World Polio Day: A Shot to Save the World
A Shot to Save the World is premiering on the Smithsonian Channel this evening in honor of World Polio Day. We hope you will join us in watching this compelling documentary about the history of polio eradication in the United States. The show premieres at 8:00 p.m. Watch a preview of the documentary:
Key facts about polio:
- Since 1988, the Centers for Disease Control and Prevention (CDC) has been a spearheading partner of the Global Polio Eradication Initiative along with the World Health Organization, Rotary International and UNICEF with substantial support from the Bill & Melinda Gates Foundation, the U.S. Agency for International Development and other partner organizations.
- World Polio Day is held each year on October 24th in celebration of the birth of Dr. Jonas Salk, the man who led the first team to develop a vaccine against polio.
- CDC serves as one of the global reference laboratories and provides genetic sequencing of the poliovirus that can be used to evaluate the quality of surveillance systems.
- The number of worldwide cases has fallen from an estimated 350,000 in 1988 to 287 in 2013, a decline of more than 99% in reported cases.
- According to global polio surveillance data from September 24, 2013, polio cases have been reported from the following countries: Afghanistan, Nigeria, Pakistan, Ethiopia, Kenya, Somalia and South Sudan.
- January 13, 2013, marked two years since a child was paralyzed by wild poliovirus in India. The country was once considered the most complex challenge to achieving global polio eradication.
- Since 1999, CDC has had a longstanding partnership with WHO to support the Stop Transmission of Polio (STOP) Program, which has trained more than 1,800 volunteers from around the world who have been deployed to 62 countries to strengthen polio vaccination programs.

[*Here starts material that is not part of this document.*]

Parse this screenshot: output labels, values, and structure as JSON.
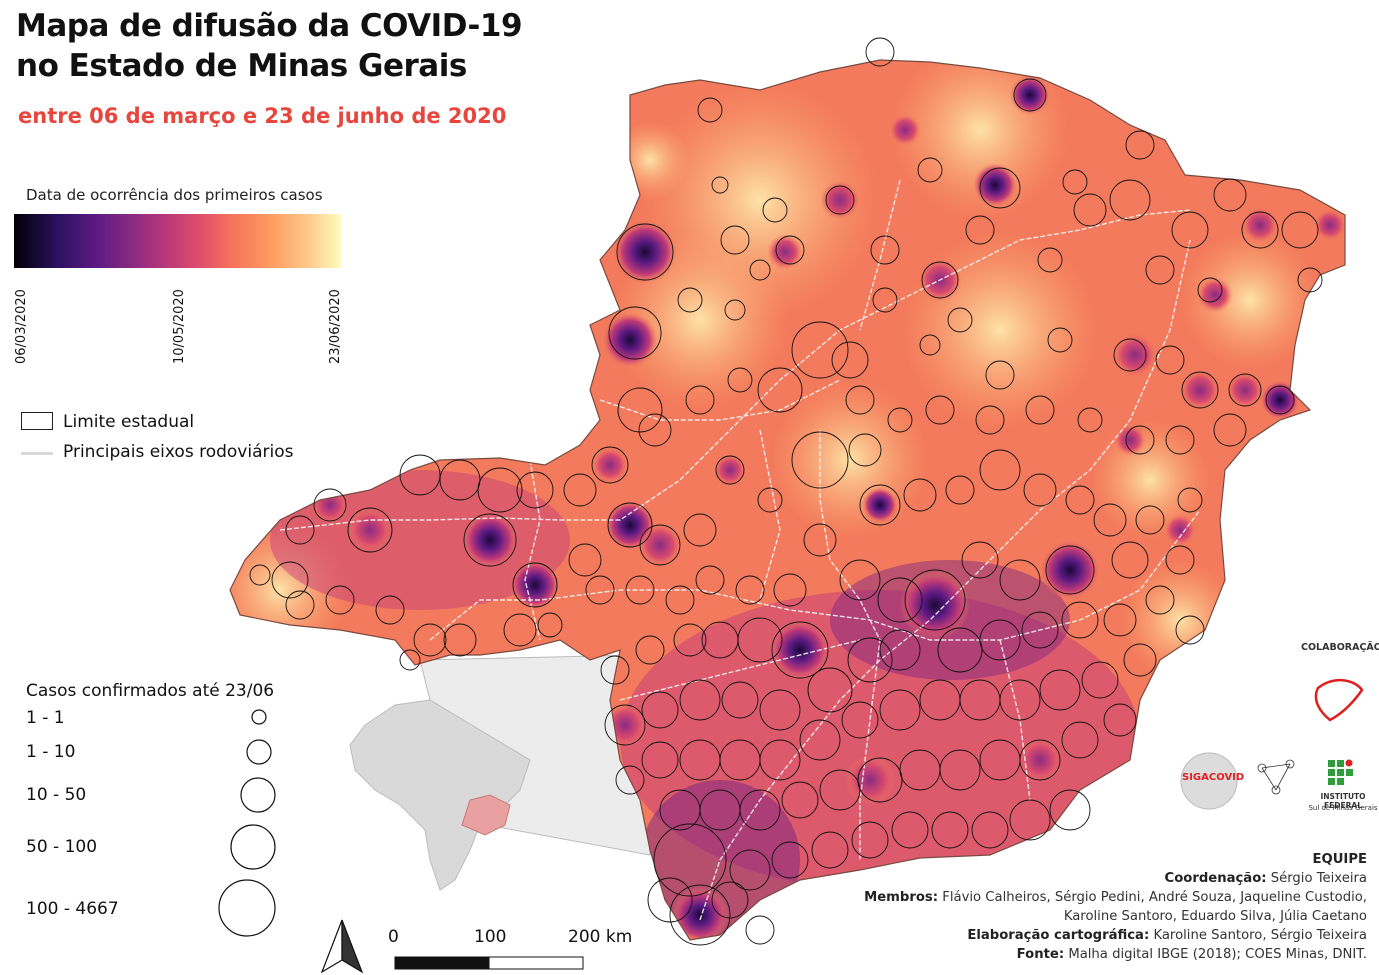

- The CDC Foundation manages the Endowment for Global Health Priorities and the Bob Keegan Polio Eradication Heroes Fund. The Polio Eradication Heroes Fund honors health workers and volunteers who have incurred serious injury or lost their lives as a direct consequence of their participation in polio eradication activities. The Endowment for Global Health Priorities provides a source of flexible funding to meet critical or emergency needs in the field that could not easily be met through usual government channels. Learn more and make a give
All facts are from CDC's website and the fund information is from the CDC Foundation. To learn more about polio and CDC’s work in polio eradication: www.cdc.gov/polio.
If you miss the 8:00 p.m. premiere of A Shot to Save the World, it will play tonight again at 11:00 p.m. and on Saturday, 10/26 at 3:00 p.m.